E. For M-PCR#2-5 (M-PCR for identification of mec and J regions) (Kondo et al. in press)
Reaction mixtures contained 10 ng chromosomal DNA, oligonucleotide primers (0.1 mM), 200 mM each dNTPs, Ex Taq buffer, and 2.5 U Ex Taq polymerase (Takara Bio Inc., Kyoto, Japan) in a final volume of 50 ml. The concentration of MgCl2 was 2.0 mM. A Takara PCR Thermal Cycler was used for amplification with an initial denaturation step (94°C, 2 min); 30 cycles of denaturation (94°C, 2 min), annealing (60°C, 1min), extension (72°C, 2 min); and a final elongation at 72°C for 2 min. PCR products were electrophoresed in a 1% agarose-gel with 1 X TAE buffer at 100V for approximately 30 min. The DNA fragments were stained by soaking the agarose gel in 0.01% ethidium bromide solution for 20 min and were visualized using a UV transilluminator.

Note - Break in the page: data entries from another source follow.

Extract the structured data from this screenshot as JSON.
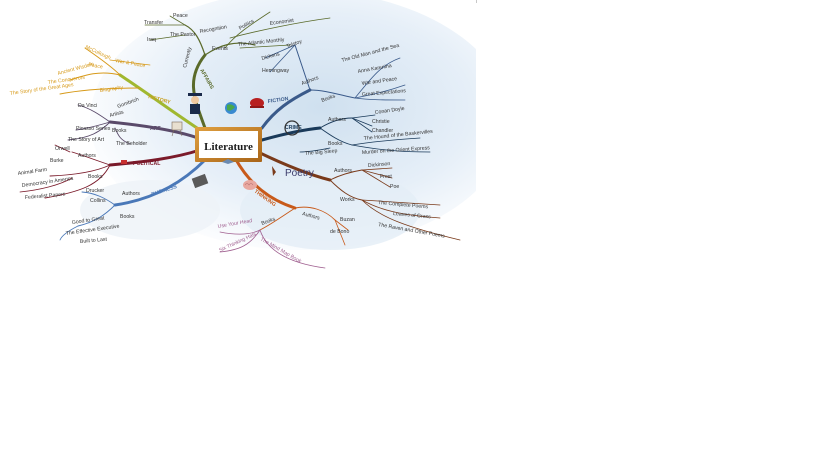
{
  "center": {
    "label": "Literature"
  },
  "colors": {
    "affairs": "#5a6a2a",
    "history": "#a0b830",
    "history_leaf": "#d79a1a",
    "art": "#5a4a6a",
    "political": "#7a1a2a",
    "business": "#4a78b8",
    "fiction": "#3a5a8a",
    "crime": "#1a3a5a",
    "poetry": "#7a3a1a",
    "thinking": "#c85a1a",
    "thinking_leaf": "#a06090"
  },
  "branches": {
    "affairs": {
      "title": "AFFAIRS",
      "items": [
        "Transfer",
        "Peace",
        "Iraq",
        "The Pastor",
        "Events",
        "Recognition",
        "Politics",
        "Economist",
        "The Atlantic Monthly",
        "Currently"
      ]
    },
    "history": {
      "title": "HISTORY",
      "items": [
        "McCullough",
        "Peace",
        "War & Peace",
        "The Conquerors",
        "Ancient Wisdom",
        "Biography",
        "The Story of the Great Ages"
      ]
    },
    "art": {
      "title": "ART",
      "items": [
        "Gombrich",
        "Artists",
        "Da Vinci",
        "Picasso Series",
        "Books",
        "The Story of Art",
        "The Beholder"
      ]
    },
    "political": {
      "title": "POLITICAL",
      "items": [
        "Authors",
        "Orwell",
        "Burke",
        "Books",
        "Animal Farm",
        "Democracy in America",
        "Federalist Papers"
      ]
    },
    "business": {
      "title": "BUSINESS",
      "items": [
        "Authors",
        "Drucker",
        "Collins",
        "Books",
        "Good to Great",
        "The Effective Executive",
        "Built to Last"
      ]
    },
    "fiction": {
      "title": "FICTION",
      "items": [
        "Authors",
        "Tolstoy",
        "Dickens",
        "Hemingway",
        "Books",
        "Anna Karenina",
        "War and Peace",
        "Great Expectations",
        "The Old Man and the Sea"
      ]
    },
    "crime": {
      "title": "CRIME",
      "items": [
        "Authors",
        "Conan Doyle",
        "Christie",
        "Chandler",
        "Books",
        "The Hound of the Baskervilles",
        "Murder on the Orient Express",
        "The Big Sleep"
      ]
    },
    "poetry": {
      "title": "Poetry",
      "items": [
        "Authors",
        "Dickinson",
        "Frost",
        "Poe",
        "Works",
        "The Complete Poems",
        "Leaves of Grass",
        "The Raven and Other Poems"
      ]
    },
    "thinking": {
      "title": "THINKING",
      "items": [
        "Authors",
        "Buzan",
        "de Bono",
        "Books",
        "Use Your Head",
        "Six Thinking Hats",
        "The Mind Map Book"
      ]
    }
  }
}
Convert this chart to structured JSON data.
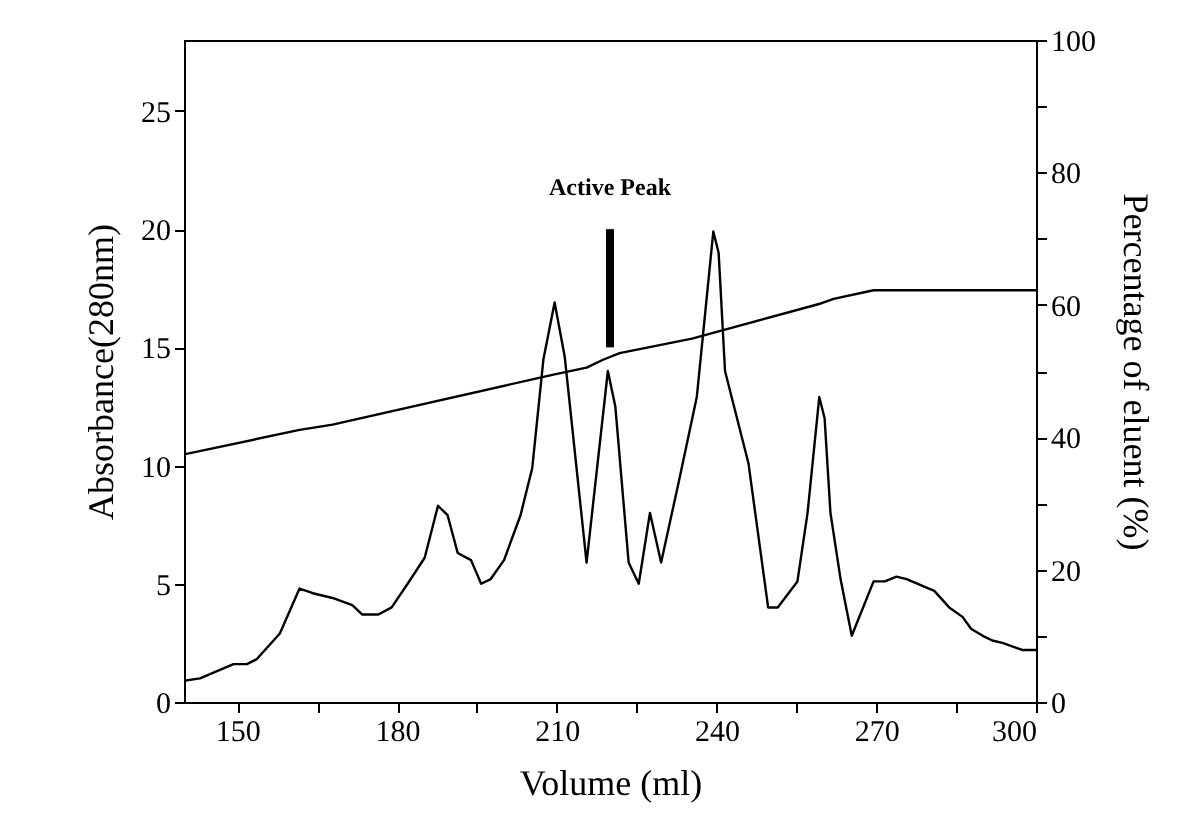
{
  "chart_data": {
    "type": "line",
    "xlabel": "Volume (ml)",
    "ylabel": "Absorbance(280nm)",
    "y2label": "Percentage of eluent (%)",
    "xlim": [
      140,
      300
    ],
    "xticks": [
      150,
      {
        "value": 165,
        "label": null
      },
      180,
      {
        "value": 195,
        "label": null
      },
      210,
      {
        "value": 225,
        "label": null
      },
      240,
      {
        "value": 255,
        "label": null
      },
      270,
      {
        "value": 285,
        "label": null
      },
      300
    ],
    "ylim": [
      0,
      28
    ],
    "yticks": [
      0,
      5,
      10,
      15,
      20,
      25
    ],
    "y2lim": [
      0,
      100
    ],
    "y2ticks": [
      0,
      {
        "value": 10,
        "label": null
      },
      20,
      {
        "value": 30,
        "label": null
      },
      40,
      {
        "value": 50,
        "label": null
      },
      60,
      {
        "value": 70,
        "label": null
      },
      80,
      {
        "value": 90,
        "label": null
      },
      100
    ],
    "series": [
      {
        "axis": "y",
        "color": "#000000",
        "x": [
          140,
          143,
          149.3,
          151.8,
          153.6,
          158,
          161.7,
          164.2,
          167.9,
          171.6,
          173.5,
          176.5,
          179,
          182,
          185.2,
          187.7,
          189.5,
          191.4,
          193.9,
          195.8,
          197.6,
          200.1,
          203.2,
          205.4,
          207.5,
          209.6,
          211.5,
          215.6,
          219.6,
          221,
          223.5,
          225.4,
          227.5,
          229.6,
          233,
          236.3,
          239.4,
          240.4,
          241.6,
          246,
          249.7,
          251.5,
          255.2,
          257.1,
          259.3,
          260.3,
          261.4,
          263.3,
          265.4,
          269.5,
          271.6,
          273.8,
          275.7,
          280.9,
          283.7,
          286.2,
          287.8,
          290,
          291.8,
          293.7,
          297.4,
          300
        ],
        "values": [
          0.9,
          1.0,
          1.6,
          1.6,
          1.8,
          2.9,
          4.8,
          4.6,
          4.4,
          4.1,
          3.7,
          3.7,
          4.0,
          5.0,
          6.1,
          8.3,
          7.9,
          6.3,
          6.0,
          5.0,
          5.2,
          6.0,
          7.9,
          9.9,
          14.5,
          16.9,
          14.6,
          5.9,
          14,
          12.5,
          5.9,
          5,
          8,
          5.9,
          9.4,
          12.9,
          19.9,
          19,
          14,
          10.1,
          4,
          4,
          5.1,
          8,
          12.9,
          12,
          8,
          5.2,
          2.8,
          5.1,
          5.1,
          5.3,
          5.2,
          4.7,
          4.0,
          3.6,
          3.1,
          2.8,
          2.6,
          2.5,
          2.2,
          2.2
        ]
      },
      {
        "axis": "y2",
        "color": "#000000",
        "x": [
          140,
          161.7,
          167.9,
          209.6,
          215.6,
          218.7,
          221.8,
          235.4,
          259.6,
          262,
          269.5,
          300
        ],
        "values": [
          37.4,
          41.1,
          41.9,
          49.5,
          50.5,
          51.7,
          52.7,
          54.9,
          60.2,
          60.9,
          62.2,
          62.2
        ]
      },
      {
        "axis": "y",
        "color": "#000000",
        "x": [
          220,
          220
        ],
        "values": [
          15,
          20
        ]
      }
    ],
    "annotations": [
      {
        "text": "Active Peak",
        "x": 220,
        "y": 20
      }
    ]
  }
}
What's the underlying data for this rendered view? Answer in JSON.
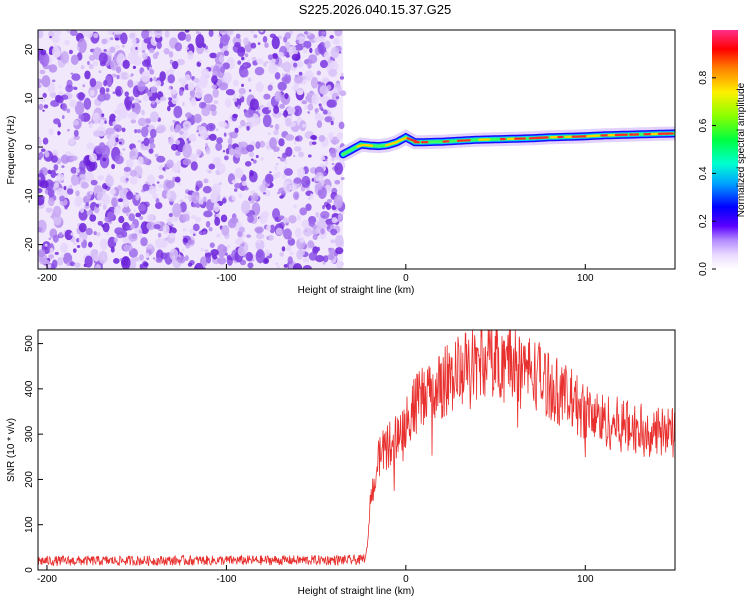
{
  "title": "S225.2026.040.15.37.G25",
  "chart_data": [
    {
      "type": "heatmap",
      "xlabel": "Height of straight line (km)",
      "ylabel": "Frequency (Hz)",
      "xlim": [
        -205,
        150
      ],
      "ylim": [
        -25,
        24
      ],
      "xticks": [
        -200,
        -100,
        0,
        100
      ],
      "yticks": [
        -20,
        -10,
        0,
        10,
        20
      ],
      "noise_region_x": [
        -205,
        -35
      ],
      "ridge_x": [
        -35,
        -30,
        -25,
        -20,
        -15,
        -10,
        -5,
        0,
        5,
        10,
        20,
        30,
        40,
        50,
        60,
        70,
        80,
        90,
        100,
        110,
        120,
        130,
        140,
        150
      ],
      "ridge_freq": [
        -1.5,
        -0.5,
        0.5,
        0.3,
        0.2,
        0.4,
        1.0,
        2.0,
        1.0,
        1.0,
        1.1,
        1.3,
        1.5,
        1.6,
        1.7,
        1.8,
        2.0,
        2.1,
        2.2,
        2.4,
        2.5,
        2.6,
        2.7,
        2.8
      ],
      "colorbar": {
        "label": "Normalized spectral amplitude",
        "ticks": [
          "0.0",
          "0.2",
          "0.4",
          "0.6",
          "0.8"
        ],
        "range": [
          0,
          1
        ]
      }
    },
    {
      "type": "line",
      "xlabel": "Height of straight line (km)",
      "ylabel": "SNR (10 * v/v)",
      "xlim": [
        -205,
        150
      ],
      "ylim": [
        0,
        530
      ],
      "xticks": [
        -200,
        -100,
        0,
        100
      ],
      "yticks": [
        0,
        100,
        200,
        300,
        400,
        500
      ],
      "color": "#e8302e",
      "envelope_x": [
        -205,
        -25,
        -22,
        -20,
        -15,
        -5,
        0,
        5,
        10,
        20,
        30,
        40,
        50,
        60,
        70,
        80,
        90,
        100,
        110,
        120,
        130,
        140,
        150
      ],
      "envelope_snr": [
        20,
        22,
        30,
        150,
        250,
        300,
        330,
        360,
        380,
        410,
        440,
        460,
        470,
        460,
        440,
        410,
        380,
        350,
        330,
        320,
        310,
        305,
        300
      ]
    }
  ],
  "colors": {
    "axis": "#000000",
    "noise_purple": "#8a2be2",
    "ridge_red": "#ff2a2a"
  }
}
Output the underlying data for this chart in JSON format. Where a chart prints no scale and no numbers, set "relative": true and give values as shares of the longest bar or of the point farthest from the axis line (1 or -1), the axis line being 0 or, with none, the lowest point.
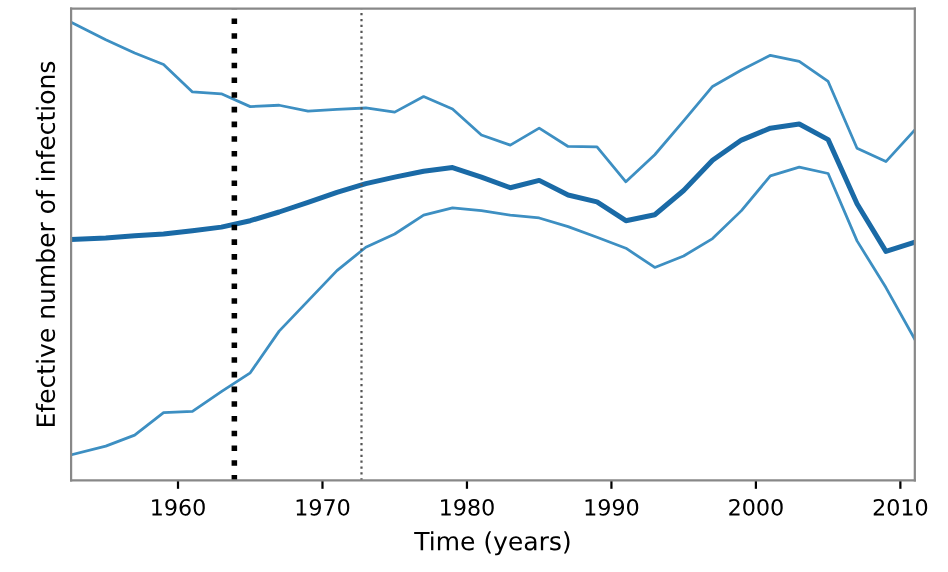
{
  "chart_data": {
    "type": "line",
    "relative": true,
    "xlabel": "Time (years)",
    "ylabel": "Efective number of infections",
    "x": [
      1952.6,
      1955,
      1957,
      1959,
      1961,
      1963,
      1965,
      1967,
      1969,
      1971,
      1973,
      1975,
      1977,
      1979,
      1981,
      1983,
      1985,
      1987,
      1989,
      1991,
      1993,
      1995,
      1997,
      1999,
      2001,
      2003,
      2005,
      2007,
      2009,
      2011
    ],
    "xlim": [
      1952.6,
      2011
    ],
    "xticks": [
      1960,
      1970,
      1980,
      1990,
      2000,
      2010
    ],
    "tick_labels": "x",
    "grid": false,
    "legend": false,
    "marker": "none",
    "series": [
      {
        "color": "#3d8fc2",
        "line_style": "solid",
        "values": [
          1.0,
          0.962,
          0.933,
          0.908,
          0.848,
          0.844,
          0.816,
          0.819,
          0.806,
          0.81,
          0.813,
          0.804,
          0.838,
          0.811,
          0.754,
          0.732,
          0.769,
          0.729,
          0.728,
          0.652,
          0.711,
          0.785,
          0.86,
          0.896,
          0.928,
          0.915,
          0.871,
          0.725,
          0.696,
          0.765
        ]
      },
      {
        "color": "#1a6aa6",
        "line_style": "solid",
        "values": [
          0.526,
          0.529,
          0.534,
          0.538,
          0.545,
          0.553,
          0.567,
          0.586,
          0.607,
          0.629,
          0.648,
          0.662,
          0.675,
          0.683,
          0.662,
          0.639,
          0.655,
          0.623,
          0.608,
          0.567,
          0.58,
          0.633,
          0.699,
          0.743,
          0.769,
          0.778,
          0.744,
          0.604,
          0.5,
          0.52
        ]
      },
      {
        "color": "#3d8fc2",
        "line_style": "solid",
        "values": [
          0.056,
          0.075,
          0.099,
          0.148,
          0.151,
          0.194,
          0.235,
          0.326,
          0.392,
          0.458,
          0.509,
          0.538,
          0.579,
          0.595,
          0.589,
          0.579,
          0.573,
          0.554,
          0.531,
          0.507,
          0.465,
          0.49,
          0.528,
          0.589,
          0.665,
          0.684,
          0.67,
          0.523,
          0.421,
          0.308
        ]
      }
    ],
    "ref_lines": [
      {
        "axis": "x",
        "value": 1963.9,
        "color": "#000000",
        "line_style": "dotted"
      },
      {
        "axis": "x",
        "value": 1972.7,
        "color": "#555555",
        "line_style": "dotted"
      }
    ]
  }
}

F. M-PCR#6 (Kondo et al. in press)
M-PCR#6, we performed long-range PCR using the Expand High Fidelity PCR system following the manufacturer’s recommendations (Roche Diagnostics Co. Indianapolis, IN, USA). Briefly, reactions were performed in a final volume of 50 ml and contained 10 ng template DNA, oligonucleotide primers (0.3 mM), 200 ml of each dNTP, 1x Expand High Fidelity buffer, 1.5 mM MgCl2 , and 2.6 U Expand High Fidelity PCR system enzyme mix. The PCR consisted of denaturation (94°C, 2 min); 10 cycles of denaturation (94°C, 15 s), annealing (50°C, 30 s), and extension (68°C, 8 min); 20 cycles of denaturation (94°C, 15 s), annealing (50°C, 30 s), and extension (68°C, 12 min); and final elongation (72°C, 7 min).
PCR products were electrophoresed in a 1% agarose-gel with 1 X TAE buffer at 100V for approximately 30 min. The DNA fragments were stained by soaking the agarose gel in 0.01% ethidium bromide solution for 20 min and were visualized using a UV transilluminator.